Willem shows the label to Melanie. “My mother is a naturopathic doctor. She uses these for headaches. I don’t think to rape me.”

“Hey, my father is a doctor too,” I say. Though the opposite of naturopathic. He’s a pulmonologist, Western medicine all the way.

Melanie eyes the pills for a second before finally popping them under her tongue. By the time the train chugs into the station ten minutes later, her headache is better.

By some unspoken agreement, the three of us disembark together: Melanie and I with our overstuffed roller bags, Willem with his compact backpack. We push out onto the platform into the already-hot summer sun and then into the relative cool of Marylebone Station.

“Veronica texted that she’s running late,” Melanie says. “She says to meet her by the WHSmith. Whatever that is.”

“It’s a bookstore,” Willem says, pointing across the interior of the station.

The inside of the station is pretty and redbricked, but I’m disappointed that it’s not one of those grand stations with the clattering destination boards I was hoping for. Instead, there’s just a TV departure monitor. I go over to look at it. The destinations are nowhere that exotic: places like High Wycombe and Banbury, which might be very nice for all I know. It’s silly, really. I’ve just finished up a tour of big European cities—Rome, Florence, Prague, Vienna, Budapest, Berlin, Edinburgh, and now I’m in London again—and for most of it, I was counting the days until we went home. I don’t know why now all of a sudden I should be struck with wanderlust.
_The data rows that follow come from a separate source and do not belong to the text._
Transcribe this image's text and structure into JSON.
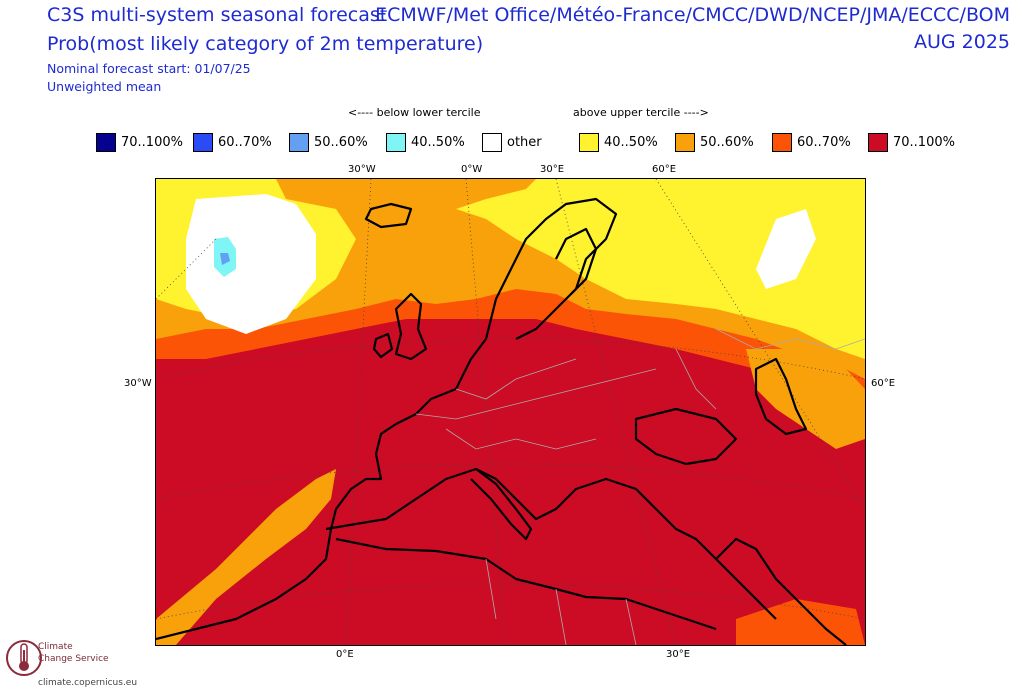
{
  "header": {
    "title": "C3S multi-system seasonal forecast",
    "subtitle": "Prob(most likely category of 2m temperature)",
    "forecast_start": "Nominal forecast start: 01/07/25",
    "weighting": "Unweighted mean",
    "sources": "ECMWF/Met Office/Météo-France/CMCC/DWD/NCEP/JMA/ECCC/BOM",
    "valid_month": "AUG 2025"
  },
  "legend": {
    "below_label": "<---- below lower tercile",
    "above_label": "above upper tercile ---->",
    "items": [
      {
        "label": "70..100%",
        "color": "#04028e"
      },
      {
        "label": "60..70%",
        "color": "#2b4cf5"
      },
      {
        "label": "50..60%",
        "color": "#63a0f2"
      },
      {
        "label": "40..50%",
        "color": "#7ff5f5"
      },
      {
        "label": "other",
        "color": "#ffffff"
      },
      {
        "label": "40..50%",
        "color": "#fff22e"
      },
      {
        "label": "50..60%",
        "color": "#f9a10a"
      },
      {
        "label": "60..70%",
        "color": "#fb5407"
      },
      {
        "label": "70..100%",
        "color": "#cc0b25"
      }
    ]
  },
  "map": {
    "region": "Europe",
    "ticks_top": [
      "30°W",
      "0°W",
      "30°E",
      "60°E"
    ],
    "ticks_bottom": [
      "0°E",
      "30°E"
    ],
    "tick_left": "30°W",
    "tick_right": "60°E"
  },
  "logo": {
    "line1": "Climate",
    "line2": "Change Service",
    "url": "climate.copernicus.eu",
    "color": "#8c2a3c"
  }
}
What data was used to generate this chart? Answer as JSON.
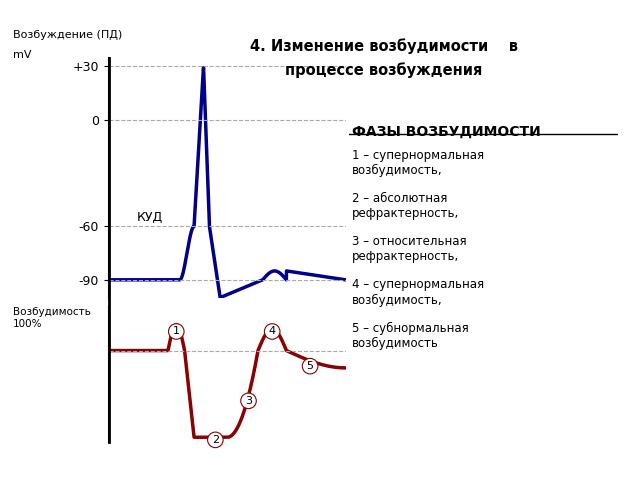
{
  "title_line1": "4. Изменение возбудимости    в",
  "title_line2": "процессе возбуждения",
  "left_label_top": "Возбуждение (ПД)",
  "left_label_mv": "mV",
  "kud_label": "КУД",
  "ytick_labels": [
    "+30",
    "0",
    "-60",
    "-90"
  ],
  "ytick_values": [
    30,
    0,
    -60,
    -90
  ],
  "grid_color": "#aaaaaa",
  "ax_color": "#000000",
  "blue_color": "#00008B",
  "red_color": "#8B0000",
  "phases_title": "ФАЗЫ ВОЗБУДИМОСТИ",
  "phases": [
    "1 – супернормальная\nвозбудимость,",
    "2 – абсолютная\nрефрактерность,",
    "3 – относительная\nрефрактерность,",
    "4 – супернормальная\nвозбудимость,",
    "5 – субнормальная\nвозбудимость"
  ],
  "background": "#ffffff"
}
“What’s wrong?” Melanie asks me.

“Oh, I was just hoping for one of those big departure boards, like they had at some of the airports.”

“Amsterdam’s Centraal Station has one of those,” Willem says. “I always like to stand in front of it and just imagine I can pick any place and go.”

“Right? Exactly!”

“What’s the matter?” Melanie asks, looking at the TV monitors. “Don’t like the idea of Bicester North?”

“It’s not quite as exciting as Paris,” I say.

“Oh, come on. You’re not still moping about that?” Melanie turns to Willem. “We were supposed to go to Paris after Rome, but the air traffic controllers went on strike and all the flights got canceled, and it was too far to go on the bus. She’s still bummed out about it.”

“They’re always on strike for something in France,” Willem says, nodding his head.

“They subbed Budapest in for Paris,” I say. “And I liked Budapest, but I can’t believe I’m this close to Paris and not going.”

Willem looks at me intently. He twists the tie on his backpack around his finger. “So go,” he says.

“Go where?”

“To Paris.”

“I can’t. It got canceled.”

“So go now.”

“The tour’s over. And anyhow, they’re probably still striking.”

“You can go by train. It takes two hours from London to Paris.” He looks at the big clock on the wall. “You could be in Paris by lunchtime. Much better sandwiches over there, by the way.”

“But, but, I don’t speak French. I don’t have a guidebook. I don’t even have any French money. They use euros there, right?” I’m giving all these reasons as if these are why I can’t go, when in truth, Willem might as well be suggesting I hop a rocket to the moon. I know Europe is small and some people do things like this. But I don’t.

He’s still looking at me, his head tilted slightly to the side.

“It wouldn’t work,” I conclude. “I don’t know Paris at all.”

Willem glances at the clock on the wall. And then, after a beat, he turns to me. “I know Paris.”